Add 0.4 ml chroloform into each tube, shake tubes vigorously by hand for 15 seconds and incubate them at RT for 2-3 min.

Centrifuge them at 10000-12000g for 15 min at 4°C.

Transfer the aqueous phase (supernatant), add 0.8-1 ml isopropanol and incubate at RT for 10 min, centrifuge at 10000-12000g for 10 min at 4°C. Remove the supernatant and keep the pellet.

Wash the RNA pellet with 2 ml 75% alcohol twice by centrifugation at 7500g for 5 min at 4°C.

Briefly air dry the RNA pellet (don’t dry the RNA completely), dissolve it in RNase-free H2O, add 2 ul RNase inhibitor.

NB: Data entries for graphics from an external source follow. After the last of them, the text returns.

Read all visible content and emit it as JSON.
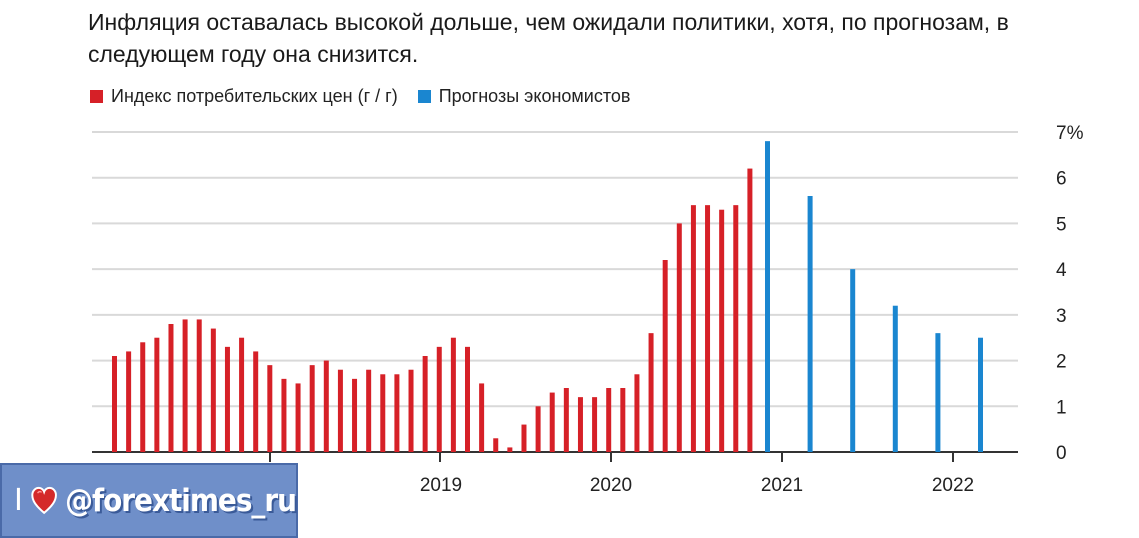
{
  "title": "Инфляция оставалась высокой дольше, чем ожидали политики, хотя, по прогнозам, в следующем году она снизится.",
  "legend": {
    "cpi": "Индекс потребительских цен (г / г)",
    "forecast": "Прогнозы экономистов"
  },
  "colors": {
    "cpi": "#d62027",
    "forecast": "#1a86d0",
    "grid": "#d9d9d9",
    "axis": "#333333"
  },
  "watermark": {
    "i": "I",
    "handle": "@forextimes_ru",
    "heart": "heart-icon"
  },
  "chart_data": {
    "type": "bar",
    "ylim": [
      0,
      7
    ],
    "yticks": [
      "0",
      "1",
      "2",
      "3",
      "4",
      "5",
      "6",
      "7%"
    ],
    "xticks": [
      "2019",
      "2020",
      "2021",
      "2022"
    ],
    "grid": true,
    "series": [
      {
        "name": "Индекс потребительских цен (г / г)",
        "values": [
          2.1,
          2.2,
          2.4,
          2.5,
          2.8,
          2.9,
          2.9,
          2.7,
          2.3,
          2.5,
          2.2,
          1.9,
          1.6,
          1.5,
          1.9,
          2.0,
          1.8,
          1.6,
          1.8,
          1.7,
          1.7,
          1.8,
          2.1,
          2.3,
          2.5,
          2.3,
          1.5,
          0.3,
          0.1,
          0.6,
          1.0,
          1.3,
          1.4,
          1.2,
          1.2,
          1.4,
          1.4,
          1.7,
          2.6,
          4.2,
          5.0,
          5.4,
          5.4,
          5.3,
          5.4,
          6.2
        ]
      },
      {
        "name": "Прогнозы экономистов",
        "values": [
          6.8,
          5.6,
          4.0,
          3.2,
          2.6,
          2.5
        ]
      }
    ]
  }
}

Optional 1: Add 0.5 ml TRIzol reagent, re-extract the RNA to reduce the DNA contamination.
Optioanl 2: Add 1-2 ul RNase-free DNase I and 3 ul RNase inhibitor, incubate it at RT for 30 min, purify it using RNeasy Mini Kit (100 ug capacity), QIAGEN, Cat# 74104.
----Dilute the sample to 100 ul by adding RNase-free H2O
----Add 350 ul Buffer RLT, mix (no Vortex)
----Add 250 ul 100% ethanol, mix gently
----Apply the sample (700ul) to a RNEasy Column in a 2ml collection tube
----Centrifuge 15 sec at 10000g, discard the flowthrough and collection tube
----Transfer the column to a new 2 ml tube
----Add 500 ul Buffer RPE to wash 15 sec at 10000g
----Add another 500 RPE to wash 2 min at 10000g to dry
----Transfer the column to a new tube, centrifuge 1 min at full speed to further dry
----Transfer the column to a new 1.5 ml tube, pipette 30 ul-50ul RNase-free H2O, wait for 1-2 min, centrifuge for 1 min at 10000g to elute RNA. Also, elute it use another 20 ul water.
8. Briefly air dry the RNA pellet (don’t dry the RNA completely), dissolve it in RNase-free H2O, add 3 ul RNase inhibitor.